Abril 2015
Bien podría decirse que la aspiración de finales del siglo XX fue hacer que la realidad política respondiera a la letra de las constituciones, un ajuste en el que habíamos fracasado desde los días de la independencia. Ni más ni menos, regresar al siglo XIX para poder tener siglo XXI, recuperando el cúmulo de ideas que habían fundado las repúblicas liberales.
Las democracias empezaron a funcionar basadas en el regreso al fundamental derecho de elegir, y a partir de allí fue necesario probar la eficacia de las instituciones, como salvaguarda para evitar el temido regreso a la concentración viciosa de poder y al arbitrio de una sola persona mandando por encima de las leyes. Esta había sido la persistente realidad impuesta desde el siglo XIX, que acabó con el sueño benéfico de la majestad de las constituciones y el imperio de las leyes, algo que a los caudillos siempre les pareció una tontería infantil.
Pronto se descubrió, antes de que se cerrara el siglo XX, que la institucionalidad democrática era capaz de resucitar de las cenizas de las dictaduras militares, solamente donde esa institucionalidad había prosperado antes, como en Uruguay o en Chile; pero donde históricamente había sido débil, o apenas existente, era difícil reinventarla, como en la mayoría de los países centroamericanos.
En otros, como Venezuela, era el agotamiento del sistema democrático, desprestigiado por la corrupción, el que abría paso a nuevas propuestas que con el tiempo vinieron a probar su dramático fracaso. Pero tampoco el populismo, proclamado con pompa revolucionaria, venía a ser nada nuevo en América Latina; ya lo conocíamos desde tiempos de Perón, Getulio Vargas y Rojas Pinilla.
También aprendimos, o recordamos lo que ya la historia enseñaba: que la democracia populista no es más que un seudónimo del autoritarismo, o una etapa previa a entrar en la dictadura sin apellidos. Esas fronteras son muy sutiles. Si hay concentración absoluta de poder, cercenamiento de la libertad de expresión; si hay miedo de los ciudadanos frente al poder, si la corrupción descompone a la autoridad, estamos en los umbrales de la dictadura. De allí a la represión sangrienta no hay más que un pequeño paso. Y el populismo no es más que el celofán en que se envuelve ese regalo envenenado.

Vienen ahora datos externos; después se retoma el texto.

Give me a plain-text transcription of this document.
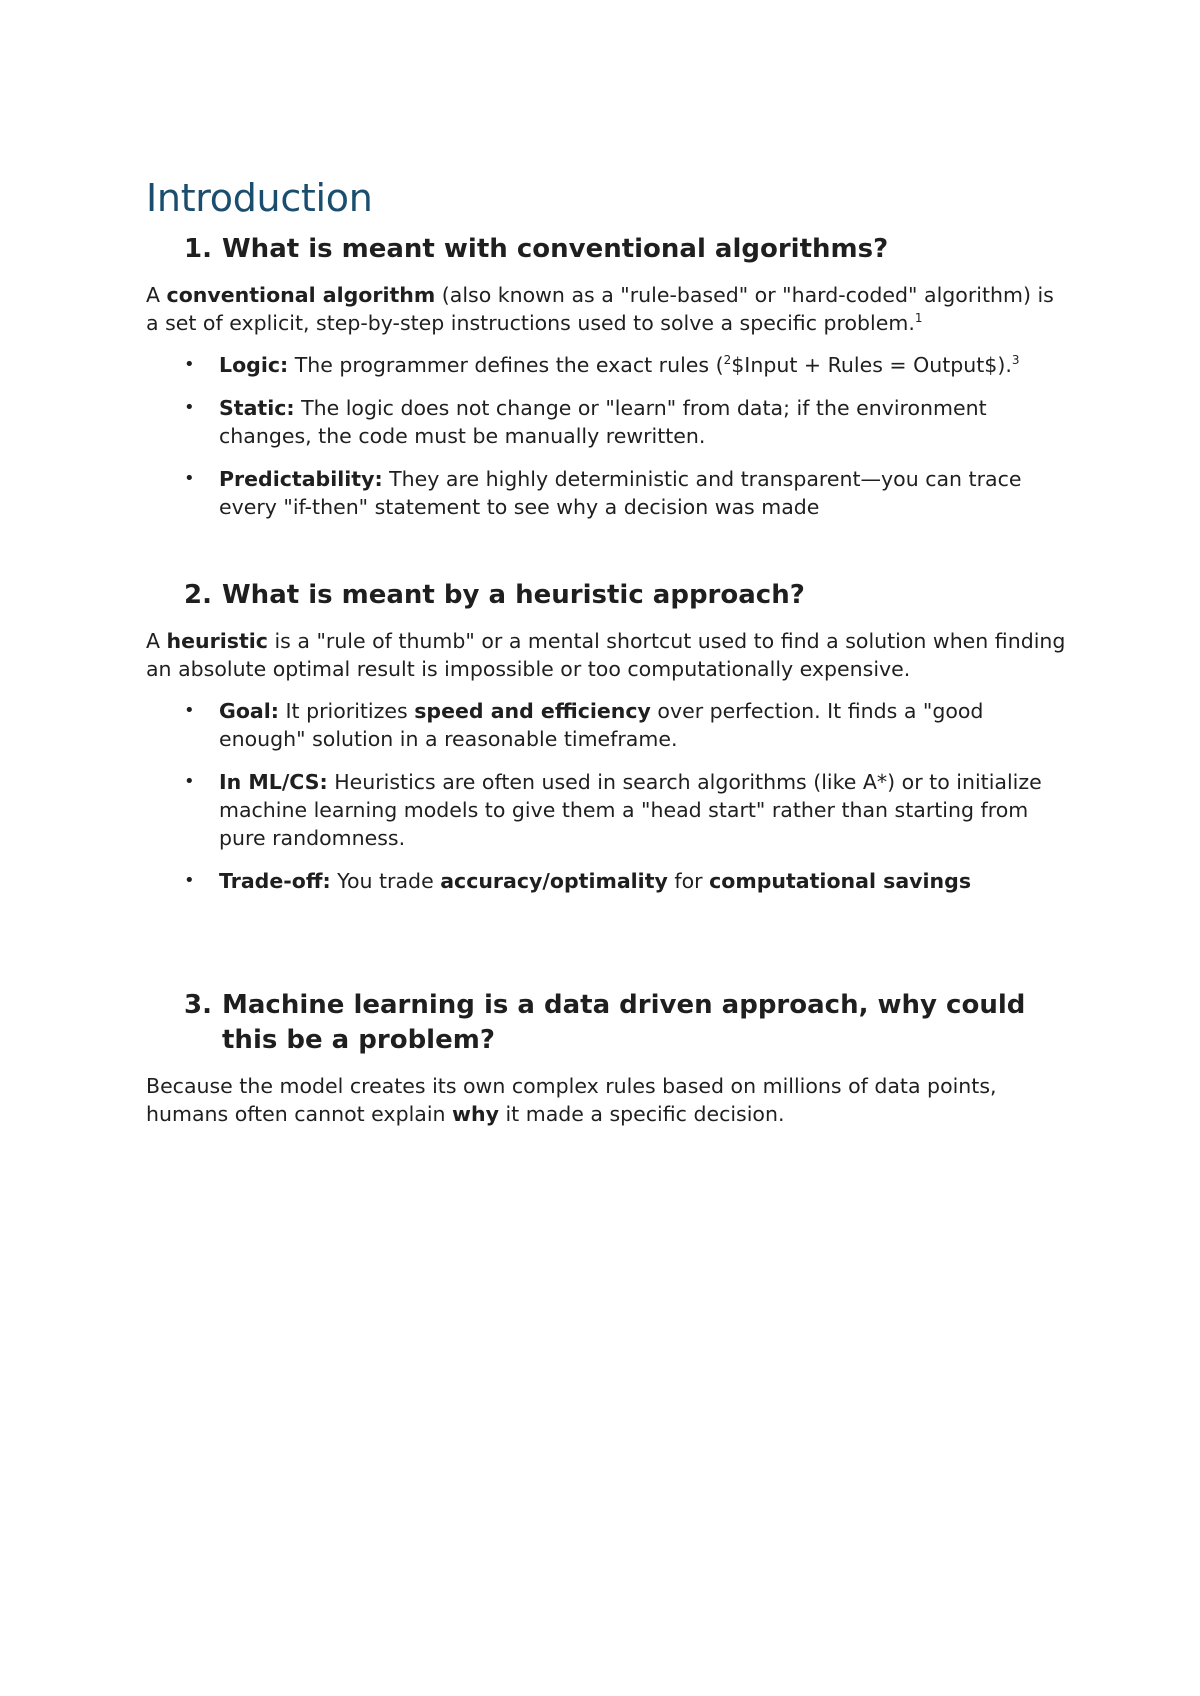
Introduction
1. What is meant with conventional algorithms?

A conventional algorithm (also known as a "rule-based" or "hard-coded" algorithm) is a set of explicit, step-by-step instructions used to solve a specific problem.$^1$

• Logic: The programmer defines the exact rules ($^2$\$Input + Rules = Output$).$^3$
• Static: The logic does not change or "learn" from data; if the environment changes, the code must be manually rewritten.
• Predictability: They are highly deterministic and transparent—you can trace every "if-then" statement to see why a decision was made
2. What is meant by a heuristic approach?

A heuristic is a "rule of thumb" or a mental shortcut used to find a solution when finding an absolute optimal result is impossible or too computationally expensive.

• Goal: It prioritizes speed and efficiency over perfection. It finds a "good enough" solution in a reasonable timeframe.
• In ML/CS: Heuristics are often used in search algorithms (like A*) or to initialize machine learning models to give them a "head start" rather than starting from pure randomness.
• Trade-off: You trade accuracy/optimality for computational savings
3. Machine learning is a data driven approach, why could this be a problem?

Because the model creates its own complex rules based on millions of data points, humans often cannot explain why it made a specific decision.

Pero otro elemento, para nada sorpresivo, se sumó al panorama de fin de siglo, y se expande hoy con fuerza de incendio: la corrupción, tan integral a la propia democracia recuperada, como si fuera parte de ella; en muchos sentidos, porque la propia debilidad institucional, que incluye la falta de transparencia y de controles sobre la voracidad de no pocos de quienes suelen ascender al mando, la facilita. Apenas un gobierno elegido por el voto popular se instalaba, quienes entraban a ocupar las oficinas públicas parecían listos desde el primer día para empezar a robar. Y la fiesta sigue. Si no veamos el caso de Petrobras en Brasil.
Los escándalos de corrupción siguen repitiéndose, y el electorado parece padecer de una incurable nostalgia por los gobernantes juzgados y condenados por delitos de malversación y enriquecimiento ilícito. Allí tenemos el reciente regreso triunfal a Guatemala del ex presidente Alfonso Portillo, recibido multitudinariamente en el aeropuerto tras cumplir en Estados Unidos una condena por lavado de dinero, bajo propia confesión.

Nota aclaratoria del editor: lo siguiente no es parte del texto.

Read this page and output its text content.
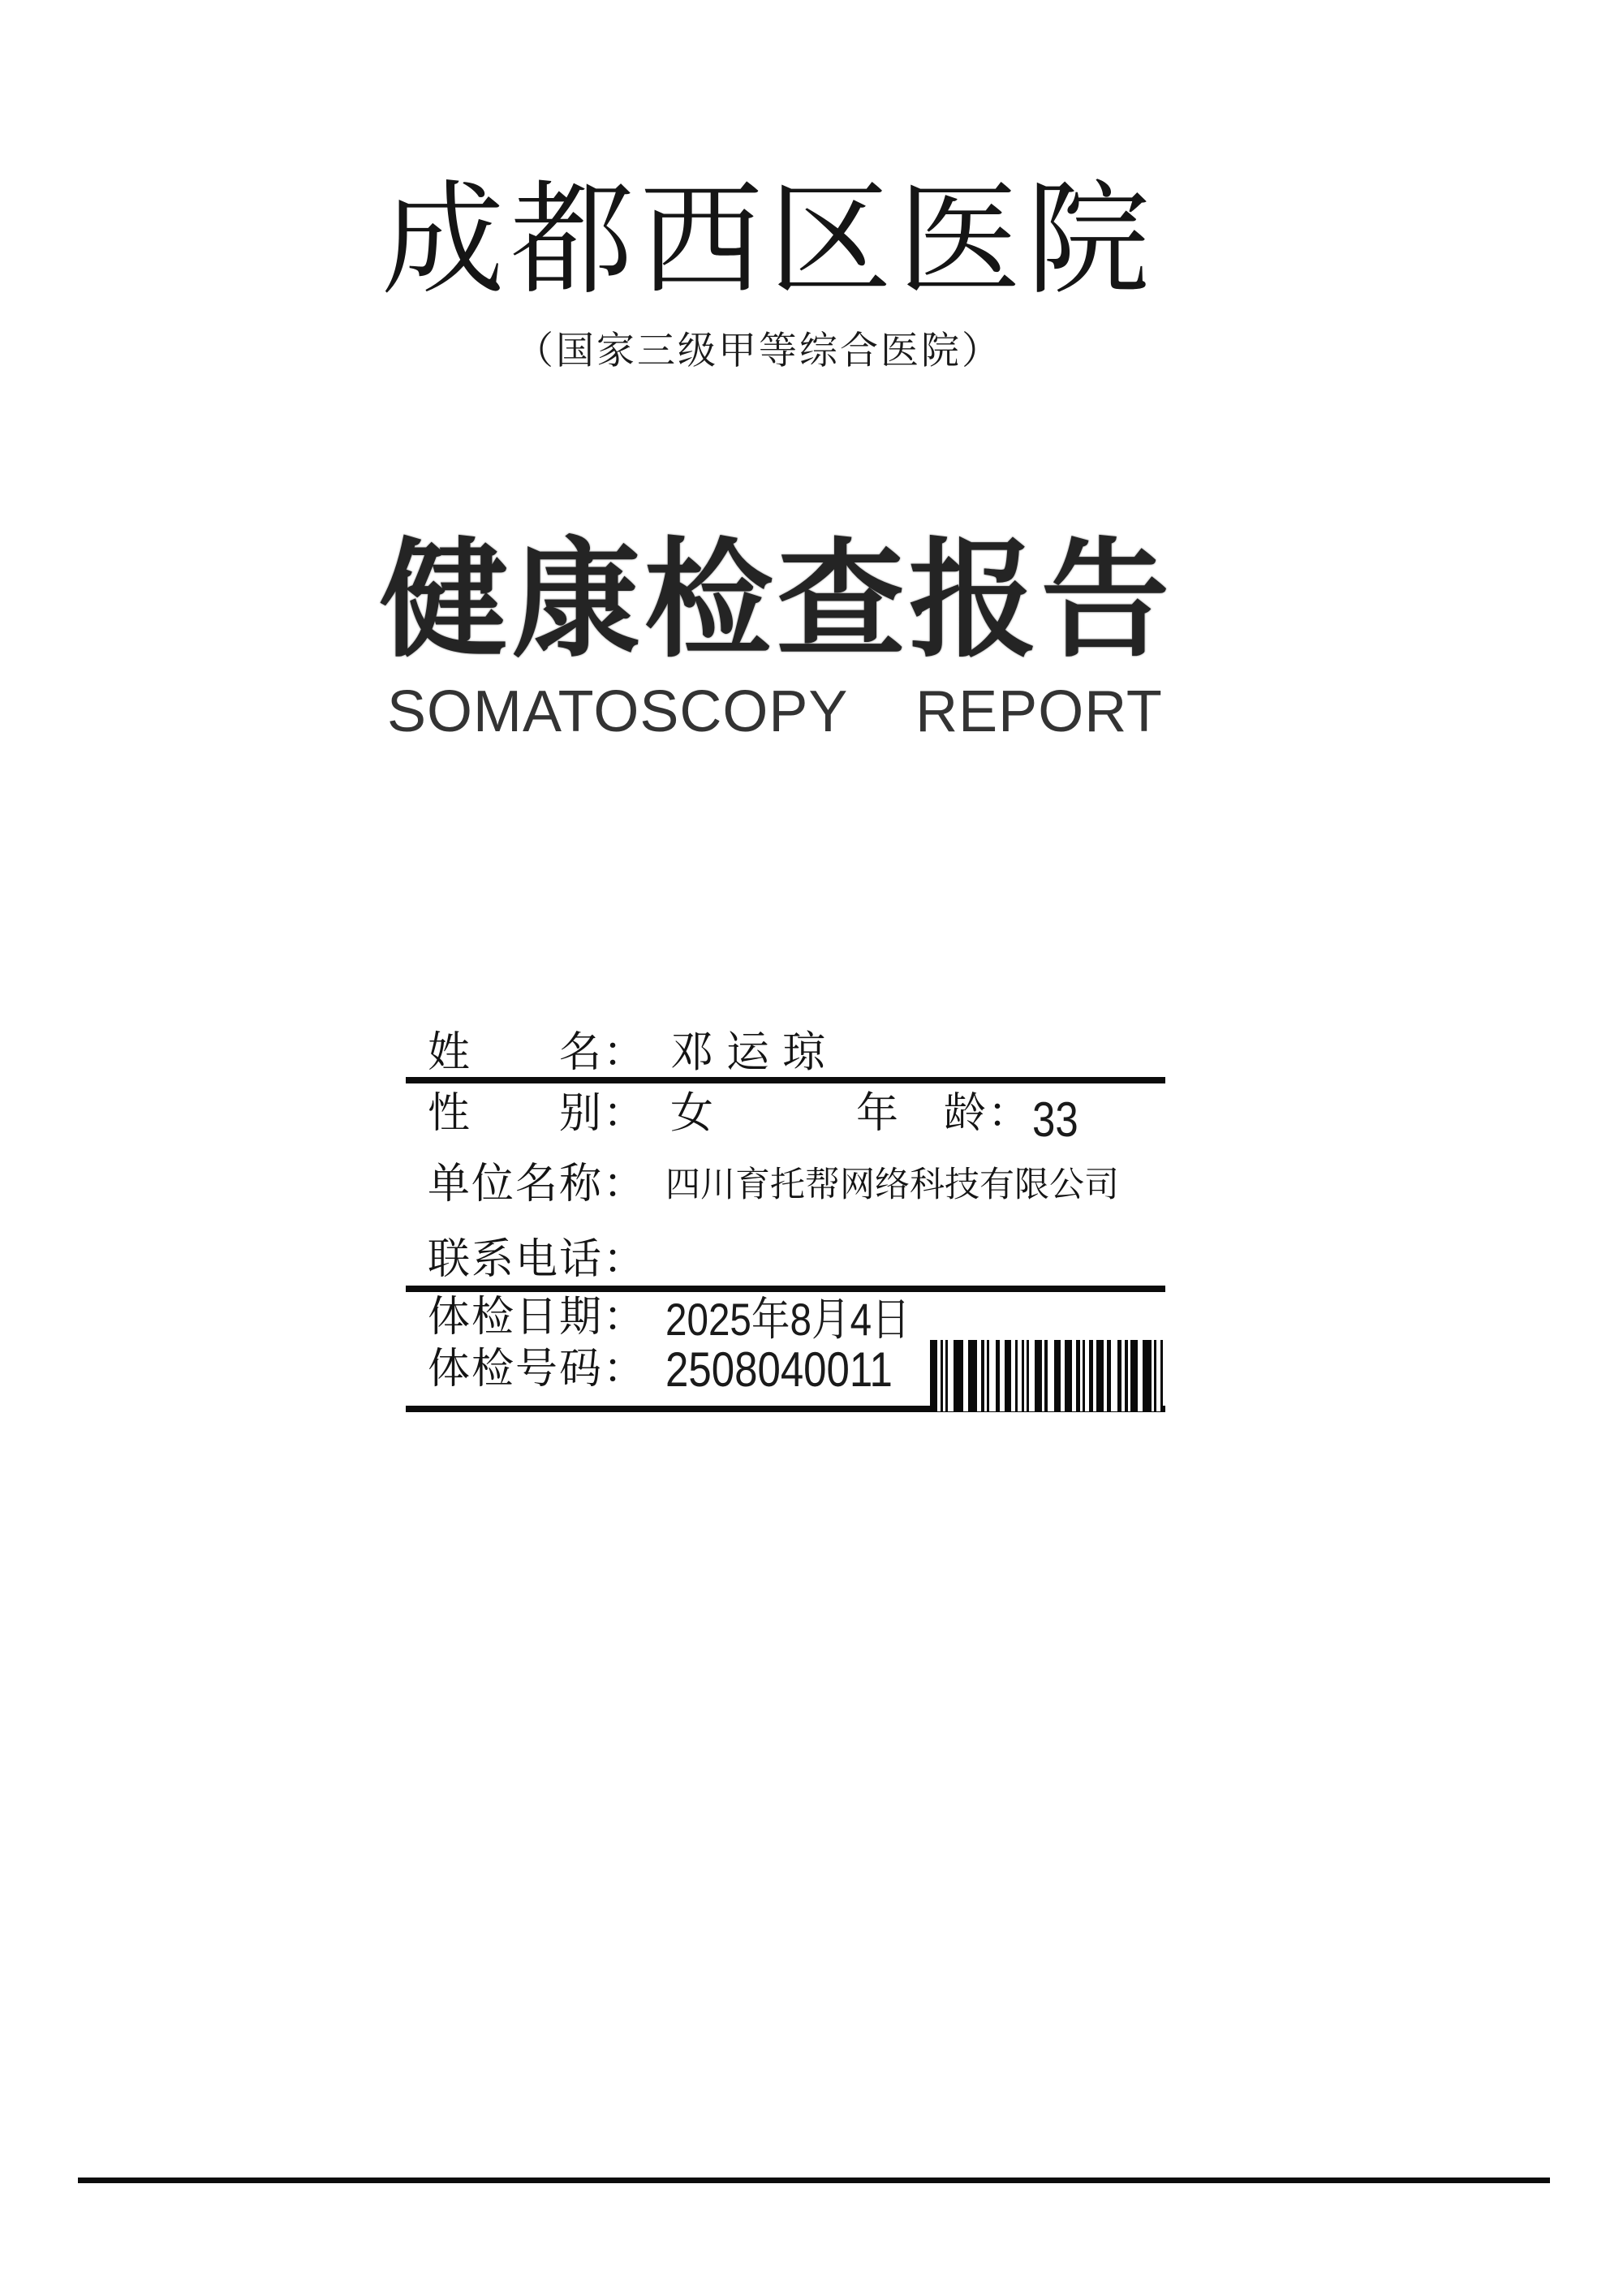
成都西区医院
（国家三级甲等综合医院）
健康检查报告
SOMATOSCOPY    REPORT
姓　　名： 邓运琼
性　　别： 女	年　龄： 33
单位名称： 四川育托帮网络科技有限公司
联系电话：
体检日期： 2025年8月4日
体检号码： 2508040011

El panorama se agrava con la incidencia pertinaz del crimen organizado, que alienta la corrupción en todos los estratos, como en México, donde los narcocárteles buscan minar el estado de derecho y han avanzado bastante. Y en no pocos países envuelven en sus redes a magistrados, fiscales, policías, ministros, porque los narcodólares tienen un peso excesivo y desproporcionado capaz de descalabrar el andamiaje institucional. Es una hidra de múltiples cabezas que apenas le cortan una retoñan 100; una hidra capaz de asesinar masivamente, incinerar, desmembrar, decapitar, con mucho que enseñar en cuanto a métodos de crueldad a los sicarios del califato islámico.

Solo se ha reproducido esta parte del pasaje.